IEEE Trans Vis Comput Graph. 2021 May;27(5):2736-2745. doi: 10.1109/TVCG.2021.3067686. Epub 2021 Apr 15.
Virtual reality (VR) video streaming (a.k.a., 360-degree video streaming) has been gaining popularity recently as a new form of multimedia providing the users with immersive viewing experience. However, the high volume of data for the 360-degree video frames creates significant bandwidth challenges. Research efforts have been made to reduce the bandwidth consumption by predicting and selectively streaming the user's viewports. However, the existing approaches require historical user or video data and cannot be applied to live streaming, the most attractive VR streaming scenario. We develop a live viewport prediction mechanism, namely LiveObj, by detecting the objects in the video based on their semantics. The detected objects are then tracked to infer the user's viewport in real time by employing a reinforcement learning algorithm. Our evaluations based on 48 users watching 10 VR videos demonstrate high prediction accuracy and significant bandwidth savings obtained by LiveObj. Also, LiveObj achieves real-time performance with low processing delays, meeting the requirement of live VR streaming.

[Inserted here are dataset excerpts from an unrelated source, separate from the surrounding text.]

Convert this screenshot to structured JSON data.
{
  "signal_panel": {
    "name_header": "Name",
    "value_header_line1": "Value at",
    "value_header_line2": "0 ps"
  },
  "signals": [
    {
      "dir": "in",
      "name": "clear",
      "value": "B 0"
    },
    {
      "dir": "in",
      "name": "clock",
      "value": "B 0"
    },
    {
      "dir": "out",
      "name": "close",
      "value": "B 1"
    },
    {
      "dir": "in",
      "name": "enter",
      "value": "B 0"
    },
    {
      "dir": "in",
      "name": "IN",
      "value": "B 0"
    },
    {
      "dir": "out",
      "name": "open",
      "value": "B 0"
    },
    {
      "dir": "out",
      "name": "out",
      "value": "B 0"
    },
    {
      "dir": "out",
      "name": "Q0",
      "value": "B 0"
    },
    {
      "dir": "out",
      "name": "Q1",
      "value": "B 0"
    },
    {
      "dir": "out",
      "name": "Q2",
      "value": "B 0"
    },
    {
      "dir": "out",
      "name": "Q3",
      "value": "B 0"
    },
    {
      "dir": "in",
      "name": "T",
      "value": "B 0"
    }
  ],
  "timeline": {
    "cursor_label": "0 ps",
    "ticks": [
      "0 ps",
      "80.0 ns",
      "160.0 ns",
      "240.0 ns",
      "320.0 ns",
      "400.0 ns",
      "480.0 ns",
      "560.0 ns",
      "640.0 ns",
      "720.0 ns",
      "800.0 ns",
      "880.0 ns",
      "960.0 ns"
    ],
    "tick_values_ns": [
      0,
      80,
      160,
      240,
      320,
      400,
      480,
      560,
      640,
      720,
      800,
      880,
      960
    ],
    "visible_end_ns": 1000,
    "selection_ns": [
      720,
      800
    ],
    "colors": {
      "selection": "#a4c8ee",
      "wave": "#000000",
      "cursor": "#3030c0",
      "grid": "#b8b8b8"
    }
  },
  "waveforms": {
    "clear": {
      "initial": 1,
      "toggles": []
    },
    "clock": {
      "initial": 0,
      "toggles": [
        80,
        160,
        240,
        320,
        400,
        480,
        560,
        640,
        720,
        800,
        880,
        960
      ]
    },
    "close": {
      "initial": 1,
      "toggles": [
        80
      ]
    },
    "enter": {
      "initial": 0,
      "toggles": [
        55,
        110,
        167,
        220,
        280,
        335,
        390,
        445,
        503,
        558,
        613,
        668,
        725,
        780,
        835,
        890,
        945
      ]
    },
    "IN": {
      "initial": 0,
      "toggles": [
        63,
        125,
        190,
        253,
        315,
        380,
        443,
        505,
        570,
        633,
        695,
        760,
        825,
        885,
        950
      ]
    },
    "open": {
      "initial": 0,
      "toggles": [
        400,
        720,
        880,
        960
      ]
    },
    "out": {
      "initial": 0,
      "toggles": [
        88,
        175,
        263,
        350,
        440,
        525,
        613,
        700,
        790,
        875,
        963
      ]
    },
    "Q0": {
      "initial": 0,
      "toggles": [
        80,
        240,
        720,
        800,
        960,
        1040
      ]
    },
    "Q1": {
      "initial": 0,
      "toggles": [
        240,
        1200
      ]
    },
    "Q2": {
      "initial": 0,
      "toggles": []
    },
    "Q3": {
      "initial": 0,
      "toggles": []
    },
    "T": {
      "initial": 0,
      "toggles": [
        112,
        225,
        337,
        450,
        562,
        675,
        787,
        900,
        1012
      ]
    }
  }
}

虚拟现实(VR)视频流(又称 360 度视频流)作为一种提供沉浸式观看体验的新型多媒体形式,最近越来越受欢迎。然而,360 度视频帧的数据量很大,这给带宽带来了巨大的挑战。研究人员已经通过预测和有选择地传输用户的视口来减少带宽消耗。然而,现有的方法需要历史用户或视频数据,并且不能应用于直播,这是最具吸引力的 VR 流媒体场景。我们通过基于语义检测视频中的对象来开发实时视口预测机制,即 LiveObj。然后,通过使用强化学习算法来跟踪检测到的对象,实时推断用户的视口。我们基于 48 名用户观看 10 个 VR 视频的评估表明,LiveObj 具有很高的预测准确性和显著的带宽节省。此外,LiveObj 实现了低处理延迟的实时性能,满足了实时 VR 流媒体的要求。